Suor Silvia del Buon Pastore

Silvia Cabrera nata il 24 marzo 1981 a Rosario (Santa Fe) Argentina

Questa storia ha la sua origine prima della mia nascita: fin da allora il Signore mi amava e mi chiamava alla vita; poi si susseguirono molti segni del suo amore e del suo invito a seguirlo. Cercai di accoglierli e di capirli, di rispondervi anche senza comprendere molto in molte occasioni. Racconterò ciò riguarda particolarmente la chiamata alla vita religiosa. Ho frequentato la scuola delle suore cappuccine, che si trova nella mia città, Villa Governatore Gàlvez, in Argentina. All’età di 14-15 anni, più o meno, ho conosciuto una religiosa cappuccina di nome Daniela, che fu la mia insegnante negli ultimi anni scolastici. In un primo momento lei mi piacque per il suo modo d’essere estroversa, simpatica, allegra. Guardandola e ascoltandola, si notava che era una suora felice della sua vocazione e in più credo che quello che attirava maggiormente l’attenzione, era la sua giovane età. Molte volte ho desiderato parlarle e raccontarle circa le mie inquietudini a farmi religiosa e di come lei era parte in causa di questi interrogativi, però non avevo coraggio di farlo.

In questo periodo veniva al collegio anche padre Luis Dri (sacerdote cappuccino, parroco della parrocchia “Sant’Enrico”) per confessare le alunne e anche per celebrare l’Eucaristia. Io andavo a parlare con lui e ci fu un’occasione nella quale mi invitò e mi incoraggiò a diventare catechista nella cappella “San Francesco di Assisi” del mio quartiere. P. Luis fu il primo al quale confidai il desiderio di farmi religiosa.

Nel 1997 si organizzò una missione popolare parrocchiale nella quale parteciparono i Padri Redentoristi. La missione era organizzata in maniera che tutte le cappelle del luogo fossero visitate con missionari locali insieme ai sacerdoti Redentoristi.

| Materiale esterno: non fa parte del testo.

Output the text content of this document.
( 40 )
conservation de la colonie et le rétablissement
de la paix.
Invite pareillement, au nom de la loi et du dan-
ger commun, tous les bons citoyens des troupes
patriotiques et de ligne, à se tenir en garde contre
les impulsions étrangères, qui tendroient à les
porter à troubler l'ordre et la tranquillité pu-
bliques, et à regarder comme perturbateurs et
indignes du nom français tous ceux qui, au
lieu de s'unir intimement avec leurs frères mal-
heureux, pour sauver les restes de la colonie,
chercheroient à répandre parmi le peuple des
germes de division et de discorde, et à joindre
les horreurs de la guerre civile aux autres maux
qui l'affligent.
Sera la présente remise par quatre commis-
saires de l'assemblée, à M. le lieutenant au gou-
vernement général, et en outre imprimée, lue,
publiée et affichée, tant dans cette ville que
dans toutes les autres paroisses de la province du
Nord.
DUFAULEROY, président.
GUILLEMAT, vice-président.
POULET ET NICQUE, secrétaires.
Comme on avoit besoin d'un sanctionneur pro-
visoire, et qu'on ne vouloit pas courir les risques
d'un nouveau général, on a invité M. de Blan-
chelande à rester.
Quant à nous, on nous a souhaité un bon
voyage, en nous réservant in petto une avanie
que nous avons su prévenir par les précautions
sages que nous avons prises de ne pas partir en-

Io mi unii ai missionari che stavano nella cappella del mio quartiere quindi uscivo per visitare le famiglie e anche ad aiutare nella preparazione delle celebrazioni lì e nelle altre cappelle. Credo che in questo tempo di grazia della missione ho sentito il desiderio di voler essere missionaria e che Gesù mi chiamava a seguirlo e a consegnargli tutta la mia vita : Era così forte l’entusiasmo da essere capace di lasciare tutto e andarmene come religiosa. Però ancora mi trattenevano molte paure; la prima e la più forte era quella di dovermi allontanare dalla mia famiglia. In più siccome non avevo il coraggio di parlarne con sr Daniela, non avevo nemmeno la possibilità di conoscere la sua congregazione, avere un’ accompagnamento o fare un’esperienza. Quando io parlavo ai miei genitori e ai miei fratelli delle mie inquietudini, loro non mi capivano e a volte lo prendevano come uno scherzo. All’inizio a mia madre apparve molto difficile e non lo accettava. Mi diceva che io potevo continuare a servire Dio senza il bisogno di farmi suora. In realtà lei sognava che la sua unica figlia femmina si sposasse con l’abito bianco. Con il passare del tempo mia madre e il resto della mia famiglia compresero e accettarono la mia vocazione.

Il desiderio di conoscere la volontà di Dio sulla mia vita mi portò a cercare per diverse strade : la preghiera incessante, chiedendo la luce e il coraggio necessario per rispondere ( visto che vedevo anche la possibilità del matrimonio), il lasciarmi accompagnare dai frati cappuccini, la necessità di fare un ritiro spirituale per cercare di ascoltare Dio.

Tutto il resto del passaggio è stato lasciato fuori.